Iris hesitated. “All right.”
Ruth lent her a steadying hand down the stairs and held the doors for her. Iris thanked her and started off down the sidewalk.
Ruth called after her, “Don’t do anything I wouldn’t do!”
Iris couldn’t remember a time when Ruth wasn’t the prettiest, the cleverest, the most athletic of the Macallister twins. It simply went without saying!
Although people said it anyway. They’d remarked on it all the time, when Ruth and Iris were growing up. The twins would sit side by side at the dinner table or on the beach or astride their ponies, and Ruth’s blond hair would catch the light and just shimmer, or she would open her mouth and say something brilliant, or she would leap off somewhere gracefully and long leggedly, and Iris would be left behind with her frizzy curls the color of dirt, her tied tongue, her pale and chubby limbs.
A couple of months before the day that would mark the end of their old lives, Ruth and Iris had gone out sailing with their father and Grandpa Walker, who was their mother’s father. (Harry had been forced to stay at home and polish the silver, on account of some misdemeanor.) Iris had always liked her grandfather. He didn’t talk much—leaving most communication to the women in his life—but he was calm and thoughtful and seemed to find the same things funny that Iris did. He had been in the garment business and made a killing during the war, and he and Granny Walker had invested some of their spoils in a rambling, half-timbered, brand-new pile in Glen Cove, Long Island, so their daughters could learn to sail and play tennis and meet all the right sorts. And it worked! The oldest had duly married a nice stockbroker from a good family—Harry and Ruth and Iris were born—the stock market set records practically every day. Nobody could say that the Walkers’ investment hadn’t made a solid return, indeed.
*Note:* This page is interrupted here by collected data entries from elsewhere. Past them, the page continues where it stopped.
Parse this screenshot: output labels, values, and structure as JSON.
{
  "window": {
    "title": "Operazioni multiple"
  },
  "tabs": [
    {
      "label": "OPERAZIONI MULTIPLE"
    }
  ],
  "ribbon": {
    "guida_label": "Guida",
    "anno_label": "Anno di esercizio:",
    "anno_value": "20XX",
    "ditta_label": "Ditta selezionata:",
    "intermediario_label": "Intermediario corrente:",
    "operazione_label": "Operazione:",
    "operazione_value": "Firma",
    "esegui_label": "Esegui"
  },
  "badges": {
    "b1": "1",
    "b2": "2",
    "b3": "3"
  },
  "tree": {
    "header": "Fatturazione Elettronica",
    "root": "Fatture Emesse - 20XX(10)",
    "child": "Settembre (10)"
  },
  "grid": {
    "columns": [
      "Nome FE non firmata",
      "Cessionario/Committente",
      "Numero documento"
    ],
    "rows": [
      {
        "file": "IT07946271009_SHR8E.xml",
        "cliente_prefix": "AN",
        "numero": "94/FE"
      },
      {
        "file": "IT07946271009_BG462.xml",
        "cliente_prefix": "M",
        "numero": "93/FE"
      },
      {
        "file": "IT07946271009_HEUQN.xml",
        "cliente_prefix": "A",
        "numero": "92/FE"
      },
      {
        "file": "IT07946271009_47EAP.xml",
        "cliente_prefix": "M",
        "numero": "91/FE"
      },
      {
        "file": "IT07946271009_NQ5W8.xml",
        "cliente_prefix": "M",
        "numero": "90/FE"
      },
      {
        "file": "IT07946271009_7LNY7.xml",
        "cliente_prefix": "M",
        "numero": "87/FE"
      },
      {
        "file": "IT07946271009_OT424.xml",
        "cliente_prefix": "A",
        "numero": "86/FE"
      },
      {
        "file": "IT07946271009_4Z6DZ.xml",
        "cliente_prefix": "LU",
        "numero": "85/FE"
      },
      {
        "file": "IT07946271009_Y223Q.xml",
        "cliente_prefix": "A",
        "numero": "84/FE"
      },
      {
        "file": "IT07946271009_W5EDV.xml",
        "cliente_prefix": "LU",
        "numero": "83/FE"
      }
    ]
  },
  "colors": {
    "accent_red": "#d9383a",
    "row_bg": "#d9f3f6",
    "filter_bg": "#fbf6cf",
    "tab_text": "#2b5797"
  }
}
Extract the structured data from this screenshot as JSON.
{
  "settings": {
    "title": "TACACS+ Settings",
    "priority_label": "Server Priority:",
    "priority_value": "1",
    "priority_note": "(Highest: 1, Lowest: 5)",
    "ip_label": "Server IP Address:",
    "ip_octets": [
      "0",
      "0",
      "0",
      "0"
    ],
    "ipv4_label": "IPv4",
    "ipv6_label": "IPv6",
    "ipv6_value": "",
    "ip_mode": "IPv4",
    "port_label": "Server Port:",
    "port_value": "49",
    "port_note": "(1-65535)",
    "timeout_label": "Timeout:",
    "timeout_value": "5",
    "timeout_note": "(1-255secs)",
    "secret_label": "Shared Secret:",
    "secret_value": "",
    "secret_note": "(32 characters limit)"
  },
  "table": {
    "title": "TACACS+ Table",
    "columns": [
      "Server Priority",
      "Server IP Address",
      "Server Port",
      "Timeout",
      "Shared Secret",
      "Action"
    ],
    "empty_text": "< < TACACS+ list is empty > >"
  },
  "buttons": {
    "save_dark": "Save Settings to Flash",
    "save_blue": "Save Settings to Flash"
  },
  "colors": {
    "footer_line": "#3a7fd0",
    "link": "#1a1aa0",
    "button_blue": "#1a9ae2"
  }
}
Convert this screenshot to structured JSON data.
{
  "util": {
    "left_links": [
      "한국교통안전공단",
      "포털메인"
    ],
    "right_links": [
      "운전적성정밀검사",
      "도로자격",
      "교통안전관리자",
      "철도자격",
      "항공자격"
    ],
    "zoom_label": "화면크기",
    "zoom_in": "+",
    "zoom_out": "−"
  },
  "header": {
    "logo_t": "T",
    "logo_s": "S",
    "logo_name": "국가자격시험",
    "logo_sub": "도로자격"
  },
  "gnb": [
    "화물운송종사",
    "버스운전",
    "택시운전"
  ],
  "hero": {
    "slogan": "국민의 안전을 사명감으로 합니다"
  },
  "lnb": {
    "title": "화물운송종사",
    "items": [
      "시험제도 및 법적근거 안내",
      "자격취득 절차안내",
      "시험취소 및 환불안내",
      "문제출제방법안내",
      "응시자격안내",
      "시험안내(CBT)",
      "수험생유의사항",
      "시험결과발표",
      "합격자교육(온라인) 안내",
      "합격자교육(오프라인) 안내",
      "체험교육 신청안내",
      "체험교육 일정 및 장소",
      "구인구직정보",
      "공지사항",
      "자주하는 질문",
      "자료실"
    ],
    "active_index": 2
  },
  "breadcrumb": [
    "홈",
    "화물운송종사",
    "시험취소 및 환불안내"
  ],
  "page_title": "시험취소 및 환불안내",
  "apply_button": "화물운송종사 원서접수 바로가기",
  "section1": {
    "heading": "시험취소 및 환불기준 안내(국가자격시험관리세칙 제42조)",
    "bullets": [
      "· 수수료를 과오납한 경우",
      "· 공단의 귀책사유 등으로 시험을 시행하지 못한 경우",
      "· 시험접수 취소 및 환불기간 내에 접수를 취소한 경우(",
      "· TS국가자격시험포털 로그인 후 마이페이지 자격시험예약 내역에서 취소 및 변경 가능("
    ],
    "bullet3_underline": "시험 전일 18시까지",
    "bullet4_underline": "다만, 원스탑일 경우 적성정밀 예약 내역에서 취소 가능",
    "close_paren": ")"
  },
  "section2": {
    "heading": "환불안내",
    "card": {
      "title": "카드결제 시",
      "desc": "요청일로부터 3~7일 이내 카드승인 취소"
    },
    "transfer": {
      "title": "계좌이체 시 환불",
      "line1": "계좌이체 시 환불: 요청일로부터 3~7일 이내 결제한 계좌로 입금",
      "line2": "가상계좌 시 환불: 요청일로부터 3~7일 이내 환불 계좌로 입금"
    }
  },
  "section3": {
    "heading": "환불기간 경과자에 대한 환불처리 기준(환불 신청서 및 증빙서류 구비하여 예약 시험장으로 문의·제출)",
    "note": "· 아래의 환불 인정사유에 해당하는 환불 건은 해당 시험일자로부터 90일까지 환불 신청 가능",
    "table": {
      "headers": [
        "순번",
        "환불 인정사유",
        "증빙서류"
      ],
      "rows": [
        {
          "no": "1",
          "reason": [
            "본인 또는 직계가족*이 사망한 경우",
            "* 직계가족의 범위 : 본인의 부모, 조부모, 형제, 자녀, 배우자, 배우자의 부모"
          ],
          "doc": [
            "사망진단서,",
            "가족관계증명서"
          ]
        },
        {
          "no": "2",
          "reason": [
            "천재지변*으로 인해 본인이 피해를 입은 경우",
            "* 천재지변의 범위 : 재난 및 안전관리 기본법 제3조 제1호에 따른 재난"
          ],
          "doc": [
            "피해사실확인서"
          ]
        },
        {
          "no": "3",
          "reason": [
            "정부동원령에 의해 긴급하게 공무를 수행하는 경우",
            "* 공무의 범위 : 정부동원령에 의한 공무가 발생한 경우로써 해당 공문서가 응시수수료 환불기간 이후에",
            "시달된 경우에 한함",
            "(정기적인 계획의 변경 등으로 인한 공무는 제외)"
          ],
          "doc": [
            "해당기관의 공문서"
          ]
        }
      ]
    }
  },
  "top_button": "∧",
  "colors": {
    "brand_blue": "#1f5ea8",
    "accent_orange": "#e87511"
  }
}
Anyway, there they were, the halcyon end of summer of the halcyon final year of the Roaring Twenties. They’d been out cruising in Long Island Sound for a few hours, all the way down to Orient Point and back again. Ruth was an enthusiastic sailor—absolutely fearless. She shimmied up the mainmast and leaned out over the side as they heeled; she managed sheets confidently and relished the shivering of the sails as they changed tack. Her hair whipped in the wind; her bare skin glowed in the sunshine. As they approached the harbor, the breeze picked up, stronger and stronger until it was almost a gale. The boat tore through the water at a steep angle, foam flying from the bow, and Ruth screamed with delight. Iris sat paralyzed in the stern and prayed they wouldn’t capsize. Next to her, Daddy held the tiller with a firm, delicate touch and told her not to worry.